Description: You are given two non-empty linked lists representing two non-negative integers. The digits are stored in reverse order, and each of their nodes contains a single digit. Add the two numbers and return the sum as a linked list.

You may assume the two numbers do not contain any leading zero, except the number 0 itself.

Example 1:

Input: l1 = [2,4,3], l2 = [5,6,4]
Output: [7,0,8]

Example 2:

Input: l1 = [2,4,3], l2 = [5,6,4]
Output: [7,0,8]

Example 3:

Input: l1 = [9,9,9,9,9,9,9], l2 = [9,9,9,9]
Output: [8,9,9,9,0,0,0,1]

Constraints:

  • The number of nodes in each linked list is in the range [1, 100].
  • 0 <= Node.val <= 9
  • It is guaranteed that the list represents a number that does not have leading zeros.

Solution:

struct ListNode* addTwoNumbers(struct ListNode* l1, struct ListNode* l2){

    struct ListNode* retVal = (struct ListNode *)calloc(1, sizeof(struct ListNode));
    if(retVal == NULL)
    {
        return NULL;
    }

    struct ListNode* head = retVal;
    char carry = 0;

    while(1)
    {        
        int sum = 0;

        if(l1 != NULL)
        {
            sum = l1->val;
            l1 = l1->next;
        }

        if(l2 != NULL)
        {
            sum += l2->val;
            l2 = l2->next;
        }

        sum += carry;

        carry = sum/10;
        retVal->val = sum%10;

        if(l1 == NULL && l2 == NULL)
        {
            break;
        }


        retVal->next = (struct ListNode *)calloc(1, sizeof(struct ListNode));
        if(retVal->next == NULL)
        {
            //not able to allocate memory.

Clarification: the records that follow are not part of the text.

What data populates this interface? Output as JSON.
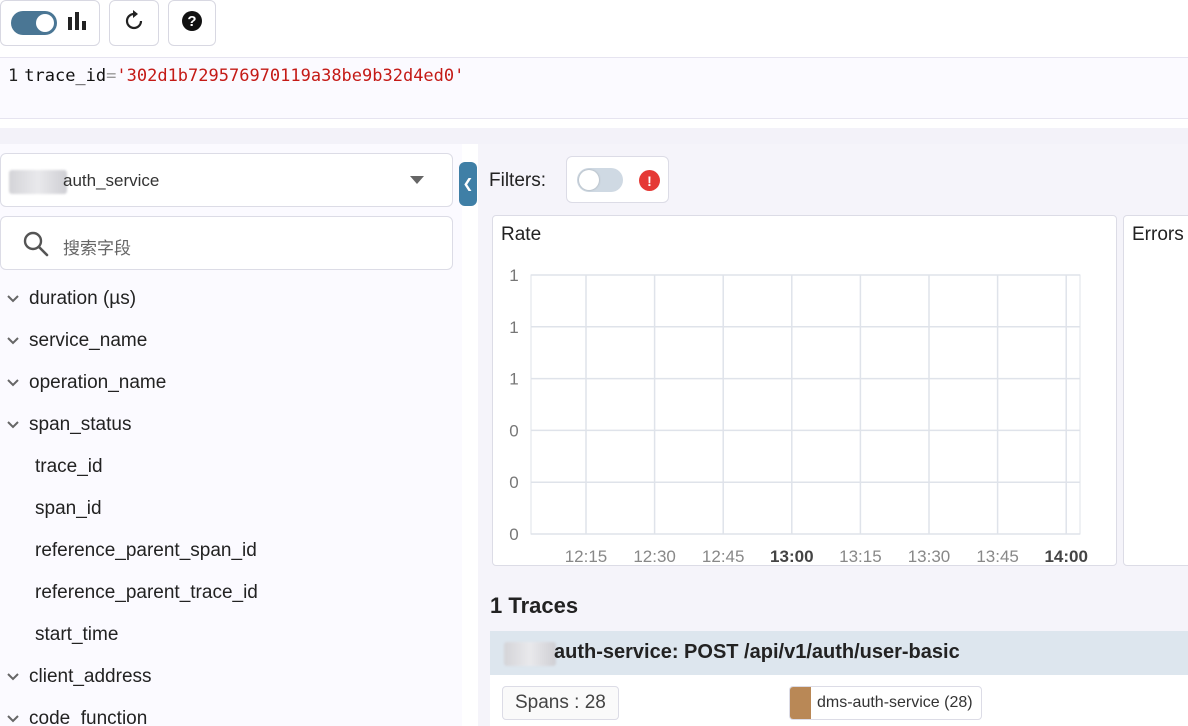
{
  "toolbar": {
    "toggle_state": "on",
    "chart_icon": "bar-chart-icon",
    "refresh_icon": "refresh-icon",
    "help_icon": "help-icon"
  },
  "editor": {
    "line_number": "1",
    "field": "trace_id",
    "operator": "=",
    "value": "'302d1b729576970119a38be9b32d4ed0'"
  },
  "sidebar": {
    "service_selected": "auth_service",
    "search_placeholder": "搜索字段",
    "fields": [
      {
        "label": "duration (µs)",
        "expandable": true
      },
      {
        "label": "service_name",
        "expandable": true
      },
      {
        "label": "operation_name",
        "expandable": true
      },
      {
        "label": "span_status",
        "expandable": true
      },
      {
        "label": "trace_id",
        "expandable": false
      },
      {
        "label": "span_id",
        "expandable": false
      },
      {
        "label": "reference_parent_span_id",
        "expandable": false
      },
      {
        "label": "reference_parent_trace_id",
        "expandable": false
      },
      {
        "label": "start_time",
        "expandable": false
      },
      {
        "label": "client_address",
        "expandable": true
      },
      {
        "label": "code_function",
        "expandable": true
      }
    ]
  },
  "filters": {
    "label": "Filters:",
    "toggle_state": "off"
  },
  "chart_data": {
    "type": "line",
    "title": "Rate",
    "x_ticks": [
      "12:15",
      "12:30",
      "12:45",
      "13:00",
      "13:15",
      "13:30",
      "13:45",
      "14:00"
    ],
    "x_ticks_bold": [
      "13:00",
      "14:00"
    ],
    "y_ticks": [
      "1",
      "1",
      "1",
      "0",
      "0",
      "0"
    ],
    "series": [],
    "grid": true
  },
  "errors_chart": {
    "title": "Errors"
  },
  "traces": {
    "title": "1 Traces",
    "items": [
      {
        "header": "auth-service:  POST /api/v1/auth/user-basic",
        "spans_badge": "Spans : 28",
        "service_badge": "dms-auth-service (28)",
        "service_color": "#b98856"
      }
    ]
  }
}
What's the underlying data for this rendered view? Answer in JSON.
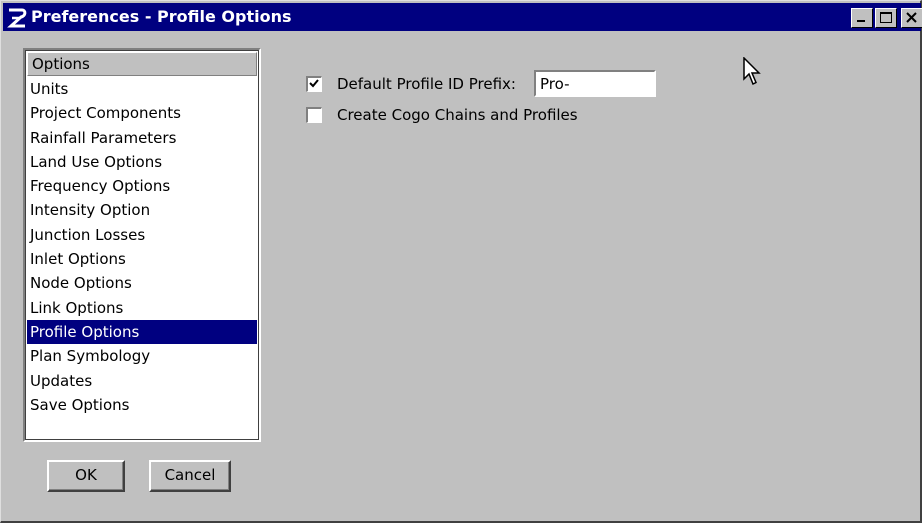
{
  "window": {
    "title": "Preferences - Profile Options",
    "app_icon": "geopak-logo-icon",
    "controls": [
      "minimize-icon",
      "maximize-icon",
      "close-icon"
    ]
  },
  "options_list": {
    "header": "Options",
    "selected_index": 11,
    "items": [
      {
        "label": "Units"
      },
      {
        "label": "Project Components"
      },
      {
        "label": "Rainfall Parameters"
      },
      {
        "label": "Land Use Options"
      },
      {
        "label": "Frequency Options"
      },
      {
        "label": "Intensity Option"
      },
      {
        "label": "Junction Losses"
      },
      {
        "label": "Inlet Options"
      },
      {
        "label": "Node Options"
      },
      {
        "label": "Link Options"
      },
      {
        "label": "Profile Options"
      },
      {
        "label": "Plan Symbology"
      },
      {
        "label": "Updates"
      },
      {
        "label": "Save Options"
      }
    ]
  },
  "buttons": {
    "ok": "OK",
    "cancel": "Cancel"
  },
  "profile_options": {
    "default_prefix": {
      "label": "Default Profile ID Prefix:",
      "checked": true,
      "value": "Pro-"
    },
    "cogo": {
      "label": "Create Cogo Chains and Profiles",
      "checked": false
    }
  },
  "colors": {
    "titlebar": "#000080",
    "selection": "#000080",
    "face": "#c0c0c0"
  }
}
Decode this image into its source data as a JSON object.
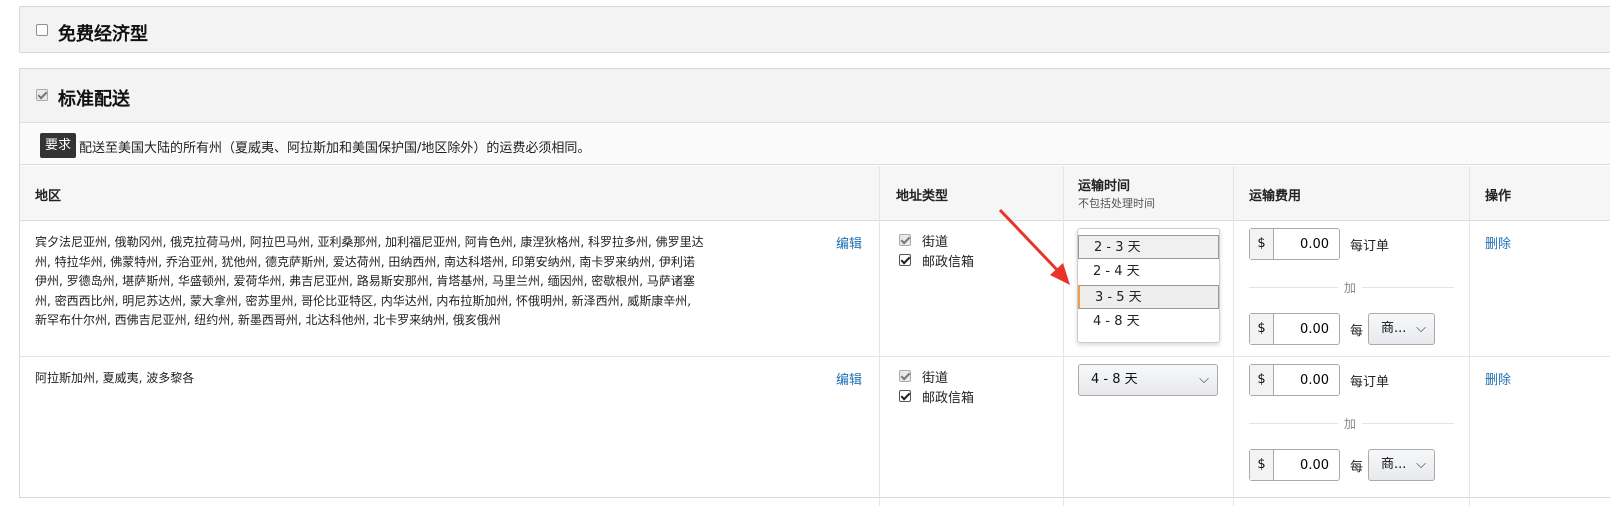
{
  "sections": {
    "free": {
      "title": "免费经济型",
      "checked": false
    },
    "standard": {
      "title": "标准配送",
      "checked": true
    }
  },
  "requirement": {
    "tag": "要求",
    "text": "配送至美国大陆的所有州（夏威夷、阿拉斯加和美国保护国/地区除外）的运费必须相同。"
  },
  "table": {
    "headers": {
      "region": "地区",
      "address_type": "地址类型",
      "transit_time": "运输时间",
      "transit_time_sub": "不包括处理时间",
      "shipping_fee": "运输费用",
      "actions": "操作"
    },
    "rows": [
      {
        "region": "宾夕法尼亚州, 俄勒冈州, 俄克拉荷马州, 阿拉巴马州, 亚利桑那州, 加利福尼亚州, 阿肯色州, 康涅狄格州, 科罗拉多州, 佛罗里达州, 特拉华州, 佛蒙特州, 乔治亚州, 犹他州, 德克萨斯州, 爱达荷州, 田纳西州, 南达科塔州, 印第安纳州, 南卡罗来纳州, 伊利诺伊州, 罗德岛州, 堪萨斯州, 华盛顿州, 爱荷华州, 弗吉尼亚州, 路易斯安那州, 肯塔基州, 马里兰州, 缅因州, 密歇根州, 马萨诸塞州, 密西西比州, 明尼苏达州, 蒙大拿州, 密苏里州, 哥伦比亚特区, 内华达州, 内布拉斯加州, 怀俄明州, 新泽西州, 威斯康辛州, 新罕布什尔州, 西佛吉尼亚州, 纽约州, 新墨西哥州, 北达科他州, 北卡罗来纳州, 俄亥俄州",
        "edit": "编辑",
        "address_types": [
          {
            "label": "街道",
            "checked": true,
            "disabled": true
          },
          {
            "label": "邮政信箱",
            "checked": true,
            "disabled": false
          }
        ],
        "transit_options": [
          "2 - 3 天",
          "2 - 4 天",
          "3 - 5 天",
          "4 - 8 天"
        ],
        "transit_highlighted": "3 - 5 天",
        "fee_currency": "$",
        "per_order_value": "0.00",
        "per_order_label": "每订单",
        "plus_label": "加",
        "per_unit_value": "0.00",
        "per_unit_label": "每",
        "per_unit_select": "商...",
        "delete": "删除"
      },
      {
        "region": "阿拉斯加州, 夏威夷, 波多黎各",
        "edit": "编辑",
        "address_types": [
          {
            "label": "街道",
            "checked": true,
            "disabled": true
          },
          {
            "label": "邮政信箱",
            "checked": true,
            "disabled": false
          }
        ],
        "transit_selected": "4 - 8 天",
        "fee_currency": "$",
        "per_order_value": "0.00",
        "per_order_label": "每订单",
        "plus_label": "加",
        "per_unit_value": "0.00",
        "per_unit_label": "每",
        "per_unit_select": "商...",
        "delete": "删除"
      }
    ]
  },
  "annotation": {
    "color": "#e8352b"
  }
}
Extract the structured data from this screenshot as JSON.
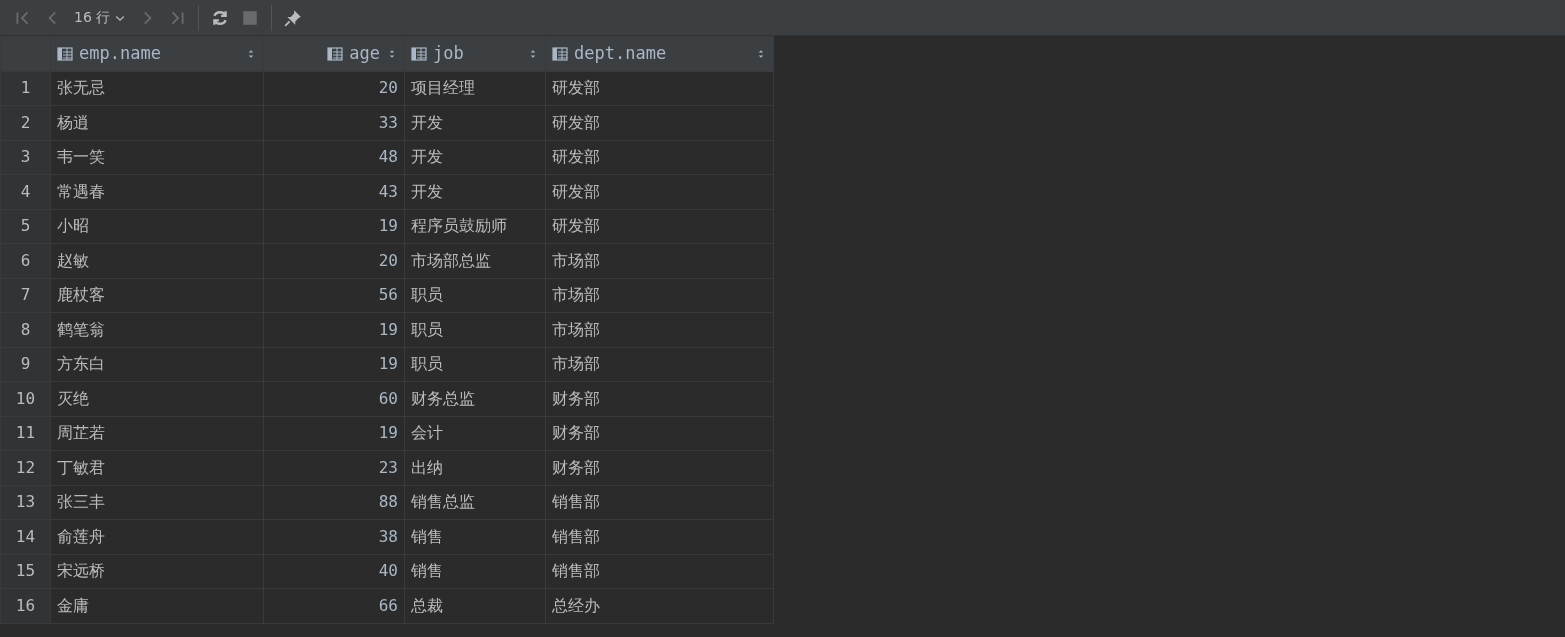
{
  "toolbar": {
    "buttons": [
      {
        "kind": "first",
        "disabled": true
      },
      {
        "kind": "prev",
        "disabled": true
      },
      {
        "kind": "rows",
        "label": "16 行",
        "disabled": false
      },
      {
        "kind": "next",
        "disabled": true
      },
      {
        "kind": "last",
        "disabled": true
      },
      {
        "kind": "sep"
      },
      {
        "kind": "refresh",
        "disabled": false
      },
      {
        "kind": "stop",
        "disabled": true
      },
      {
        "kind": "sep"
      },
      {
        "kind": "pin",
        "disabled": false
      }
    ]
  },
  "table": {
    "columns": [
      {
        "label": "emp.name",
        "kind": "text"
      },
      {
        "label": "age",
        "kind": "number"
      },
      {
        "label": "job",
        "kind": "text"
      },
      {
        "label": "dept.name",
        "kind": "text"
      }
    ],
    "rows": [
      {
        "number": "1",
        "cells": [
          "张无忌",
          "20",
          "项目经理",
          "研发部"
        ]
      },
      {
        "number": "2",
        "cells": [
          "杨逍",
          "33",
          "开发",
          "研发部"
        ]
      },
      {
        "number": "3",
        "cells": [
          "韦一笑",
          "48",
          "开发",
          "研发部"
        ]
      },
      {
        "number": "4",
        "cells": [
          "常遇春",
          "43",
          "开发",
          "研发部"
        ]
      },
      {
        "number": "5",
        "cells": [
          "小昭",
          "19",
          "程序员鼓励师",
          "研发部"
        ]
      },
      {
        "number": "6",
        "cells": [
          "赵敏",
          "20",
          "市场部总监",
          "市场部"
        ]
      },
      {
        "number": "7",
        "cells": [
          "鹿杖客",
          "56",
          "职员",
          "市场部"
        ]
      },
      {
        "number": "8",
        "cells": [
          "鹤笔翁",
          "19",
          "职员",
          "市场部"
        ]
      },
      {
        "number": "9",
        "cells": [
          "方东白",
          "19",
          "职员",
          "市场部"
        ]
      },
      {
        "number": "10",
        "cells": [
          "灭绝",
          "60",
          "财务总监",
          "财务部"
        ]
      },
      {
        "number": "11",
        "cells": [
          "周芷若",
          "19",
          "会计",
          "财务部"
        ]
      },
      {
        "number": "12",
        "cells": [
          "丁敏君",
          "23",
          "出纳",
          "财务部"
        ]
      },
      {
        "number": "13",
        "cells": [
          "张三丰",
          "88",
          "销售总监",
          "销售部"
        ]
      },
      {
        "number": "14",
        "cells": [
          "俞莲舟",
          "38",
          "销售",
          "销售部"
        ]
      },
      {
        "number": "15",
        "cells": [
          "宋远桥",
          "40",
          "销售",
          "销售部"
        ]
      },
      {
        "number": "16",
        "cells": [
          "金庸",
          "66",
          "总裁",
          "总经办"
        ]
      }
    ]
  }
}
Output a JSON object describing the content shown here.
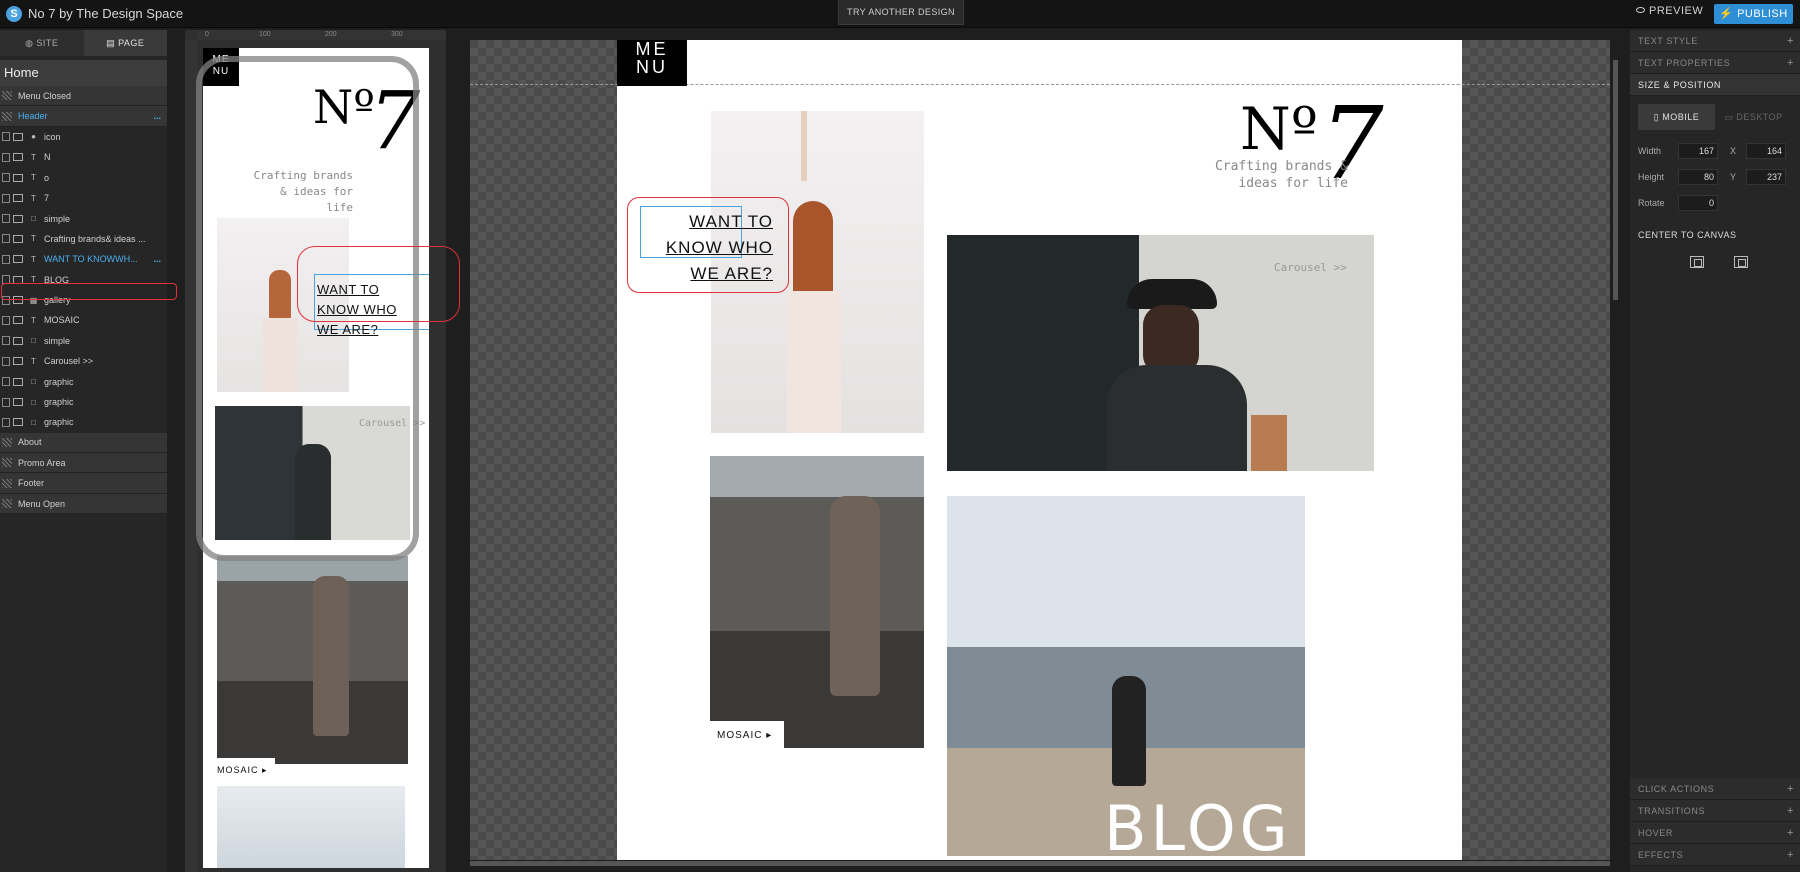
{
  "app": {
    "title": "No 7 by The Design Space"
  },
  "topbar": {
    "try_label": "TRY ANOTHER DESIGN",
    "preview_label": "PREVIEW",
    "publish_label": "PUBLISH"
  },
  "left": {
    "tabs": {
      "site": "SITE",
      "page": "PAGE"
    },
    "page_title": "Home",
    "layers": [
      {
        "label": "Menu Closed",
        "type": "section"
      },
      {
        "label": "Header",
        "type": "section"
      },
      {
        "label": "icon",
        "type": "item",
        "kind": "●"
      },
      {
        "label": "N",
        "type": "item",
        "kind": "T"
      },
      {
        "label": "o",
        "type": "item",
        "kind": "T"
      },
      {
        "label": "7",
        "type": "item",
        "kind": "T"
      },
      {
        "label": "simple",
        "type": "item",
        "kind": "□"
      },
      {
        "label": "Crafting brands& ideas ...",
        "type": "item",
        "kind": "T"
      },
      {
        "label": "WANT TO KNOWWH...",
        "type": "item",
        "kind": "T"
      },
      {
        "label": "BLOG",
        "type": "item",
        "kind": "T"
      },
      {
        "label": "gallery",
        "type": "item",
        "kind": "▦"
      },
      {
        "label": "MOSAIC",
        "type": "item",
        "kind": "T"
      },
      {
        "label": "simple",
        "type": "item",
        "kind": "□"
      },
      {
        "label": "Carousel >>",
        "type": "item",
        "kind": "T"
      },
      {
        "label": "graphic",
        "type": "item",
        "kind": "□"
      },
      {
        "label": "graphic",
        "type": "item",
        "kind": "□"
      },
      {
        "label": "graphic",
        "type": "item",
        "kind": "□"
      },
      {
        "label": "About",
        "type": "section"
      },
      {
        "label": "Promo Area",
        "type": "section"
      },
      {
        "label": "Footer",
        "type": "section"
      },
      {
        "label": "Menu Open",
        "type": "section"
      }
    ],
    "more_label": "...",
    "ruler_ticks": [
      "0",
      "100",
      "200",
      "300"
    ]
  },
  "mobile": {
    "menu": "ME NU",
    "no": "Nº",
    "seven": "7",
    "crafting": "Crafting brands & ideas for life",
    "want": "WANT TO KNOW WHO WE ARE?",
    "carousel": "Carousel >>",
    "mosaic": "MOSAIC ▸"
  },
  "canvas": {
    "menu": "ME NU",
    "no": "Nº",
    "seven": "7",
    "crafting": "Crafting brands & ideas for life",
    "want": "WANT TO KNOW WHO WE ARE?",
    "carousel": "Carousel >>",
    "mosaic": "MOSAIC ▸",
    "blog": "BLOG"
  },
  "right": {
    "text_style": "TEXT STYLE",
    "text_properties": "TEXT PROPERTIES",
    "size_position": "SIZE & POSITION",
    "mobile_tab": "MOBILE",
    "desktop_tab": "DESKTOP",
    "width_label": "Width",
    "width_val": "167",
    "x_label": "X",
    "x_val": "164",
    "height_label": "Height",
    "height_val": "80",
    "y_label": "Y",
    "y_val": "237",
    "rotate_label": "Rotate",
    "rotate_val": "0",
    "center_title": "CENTER TO CANVAS",
    "click_actions": "CLICK ACTIONS",
    "transitions": "TRANSITIONS",
    "hover": "HOVER",
    "effects": "EFFECTS"
  }
}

So returning
            return head;
        }
        
        retVal = retVal->next;
    }

    if(carry)
    {
        retVal->next = (struct ListNode *)calloc(1, sizeof(struct ListNode));
        if(retVal->next == NULL)
        {
            //not able to allocate memory. So returning
            return head;
        }

        retVal = retVal->next;
        retVal->val = carry;
    }

    return head;
}